El obispo que me ocupa, autorizó la fundación del monasterio de Santa Catalina de Arequipa, así como su traslación a la ciudad del Cuzco; y según lo afirma el Maestro Gil González Dávila en su Teatro Eclesiástico, fue quien instó a Su Majestad la concesión del pedido de Solano para dividir el obispado en dos o tres.

No debe extrañarnos si en su palacio episcopal encontramos la modestia, casi la pobreza, pues según una curiosa relación hecha por su secretario, las limosnas que aquel Prelado distribuyó con conocimiento del mayordomo, ascienden a 300,000 pesos fuertes.

Indudablemente que el Obispo La Raya habría cosechado en grande los frutos de la instrucción y la caridad que iba sembrando con admirable constancia; pero su salud declinó como declina el sol después de agostar la mala yerba que arranca el florista.

En 1604 tuvo que pedir un obispo auxiliar, designando a Fray Luis de Oré, y murió el 28 de junio de 1606.




ArribaAbajo- V -

Hemos visto, con mis lectores, al Ilustre Prelado, en Europa ocupado en fundar institutos de enseñanza, en América propagando los templos   —172→   del saber y levantando la voz del derecho y la igualdad en defensa del indio.

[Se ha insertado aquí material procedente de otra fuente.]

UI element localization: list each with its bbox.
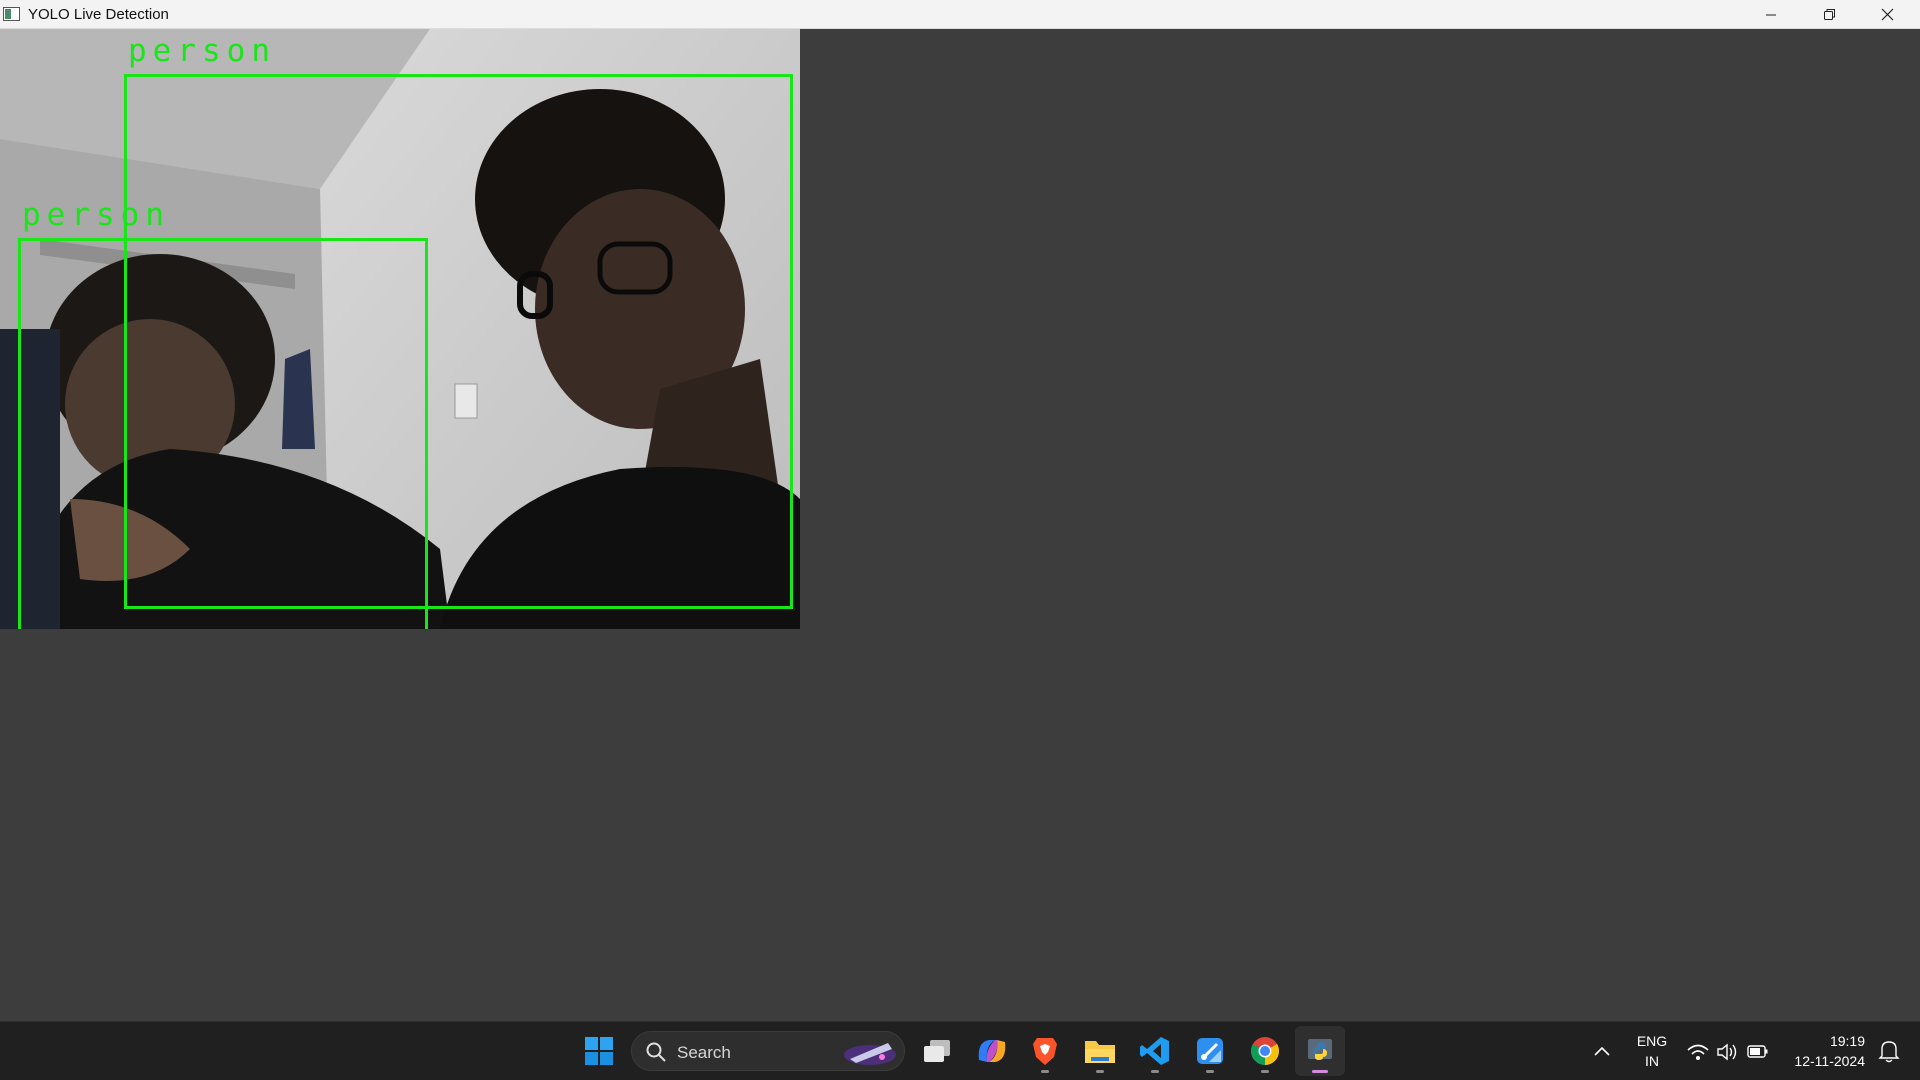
taskbar-app-chrome[interactable]	[1240, 1026, 1290, 1076]
restore-button[interactable]	[1800, 0, 1858, 29]
battery-icon	[1747, 1045, 1768, 1058]
task-view-icon	[924, 1040, 950, 1062]
search-icon	[646, 1042, 666, 1062]
taskbar-app-copilot[interactable]	[967, 1026, 1017, 1076]
quick-settings-button[interactable]	[1682, 1034, 1782, 1070]
search-highlight-icon	[844, 1043, 896, 1065]
volume-icon	[1717, 1043, 1737, 1061]
close-button[interactable]	[1858, 0, 1916, 29]
windows-logo-icon	[585, 1037, 613, 1065]
brave-browser-icon	[1033, 1038, 1057, 1065]
language-code: ENG	[1636, 1033, 1668, 1049]
detection-label-2: person	[22, 197, 170, 233]
detection-label-1: person	[128, 33, 276, 69]
clock-time: 19:19	[1829, 1033, 1865, 1049]
running-indicator	[1206, 1070, 1214, 1073]
restore-icon	[1823, 9, 1835, 20]
title-bar: YOLO Live Detection	[0, 0, 1920, 29]
detection-box-2	[18, 238, 428, 629]
chrome-icon	[1251, 1037, 1279, 1065]
running-indicator	[1096, 1070, 1104, 1073]
clock[interactable]: 19:19 12-11-2024	[1775, 1031, 1865, 1073]
running-indicator	[1041, 1070, 1049, 1073]
taskbar: Search ENG IN 19:19 12-11-2024	[0, 1021, 1920, 1080]
snipping-tool-icon	[1197, 1038, 1223, 1064]
camera-feed: person person	[0, 29, 800, 629]
clock-date: 12-11-2024	[1794, 1053, 1865, 1069]
running-indicator	[1312, 1070, 1328, 1073]
running-indicator	[1261, 1070, 1269, 1073]
minimize-icon	[1766, 14, 1776, 15]
bell-icon	[1878, 1041, 1900, 1063]
copilot-icon	[978, 1040, 1006, 1062]
show-hidden-icons-button[interactable]	[1577, 1026, 1627, 1076]
running-indicator	[1151, 1070, 1159, 1073]
taskbar-app-brave[interactable]	[1020, 1026, 1070, 1076]
taskbar-app-vscode[interactable]	[1130, 1026, 1180, 1076]
wifi-icon	[1687, 1044, 1709, 1060]
start-button[interactable]	[574, 1026, 624, 1076]
taskbar-app-snipping-tool[interactable]	[1185, 1026, 1235, 1076]
chevron-up-icon	[1594, 1046, 1610, 1056]
python-icon	[1308, 1039, 1332, 1060]
notification-button[interactable]	[1874, 1036, 1904, 1066]
taskbar-app-file-explorer[interactable]	[1075, 1026, 1125, 1076]
keyboard-region: IN	[1645, 1053, 1659, 1069]
close-icon	[1881, 8, 1893, 21]
taskbar-app-python[interactable]	[1295, 1026, 1345, 1076]
language-indicator[interactable]: ENG IN	[1622, 1031, 1682, 1073]
taskbar-search-box[interactable]: Search	[631, 1031, 905, 1071]
minimize-button[interactable]	[1742, 0, 1800, 29]
folder-icon	[1085, 1041, 1115, 1063]
task-view-button[interactable]	[912, 1026, 962, 1076]
window-title: YOLO Live Detection	[28, 6, 169, 23]
search-placeholder: Search	[677, 1043, 731, 1062]
app-window-icon	[3, 7, 20, 21]
vscode-icon	[1140, 1037, 1169, 1065]
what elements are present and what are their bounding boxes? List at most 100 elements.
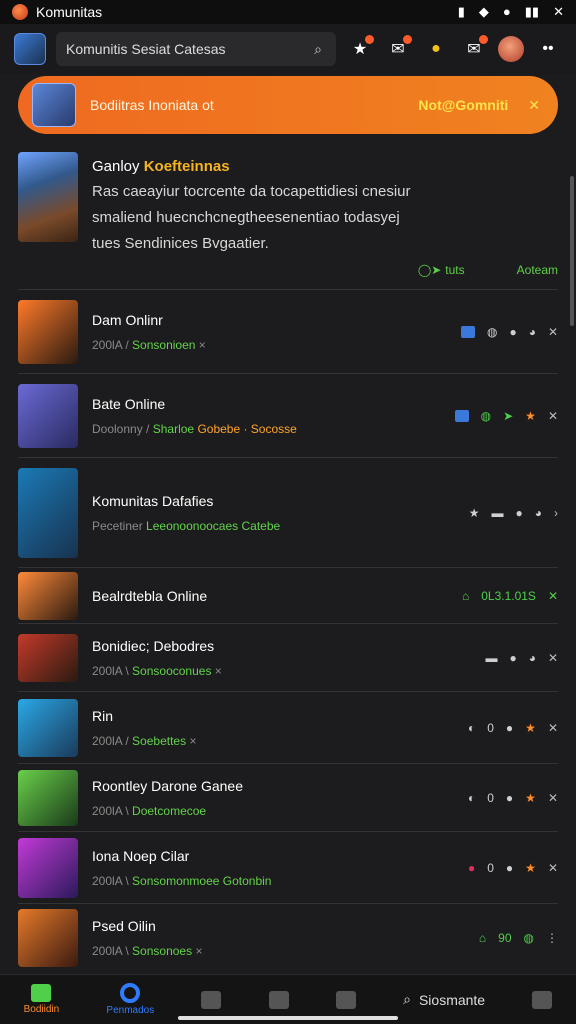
- star-icon[interactable]: ★: [525, 721, 536, 735]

Sin embargo, en medio de la luz que proyecta esta simpática figura que dejo delineada, hay una sombra que viene a darnos un claro-oscuro cuando contemplamos su retrato. No habría querido encontrar su nombre en la lista de los inquisidores, por más que me diga a mí misma: él protestó contra algunas de sus tendencias, porque tengo aversión innata a esa doctrina de el fin justifica los medios, y quisiera que los inquisidores hubieran pensado con San Agustín, afirmando que «Dios no quiere que se pierda el pecador, sino que se convierta y viva».

No obstante, sin el egoísmo de doctrina, acatando el mérito donde quiera que brille, rindamos tributo de admiración y el merecido homenaje a la memoria del doctor don Antonio de la Raya, propagador de la instrucción, colocando una corona sobre la frente de uno de los ardientes defensores que tuvo el indio, en la persona del Venerable Obispo del Cuzco.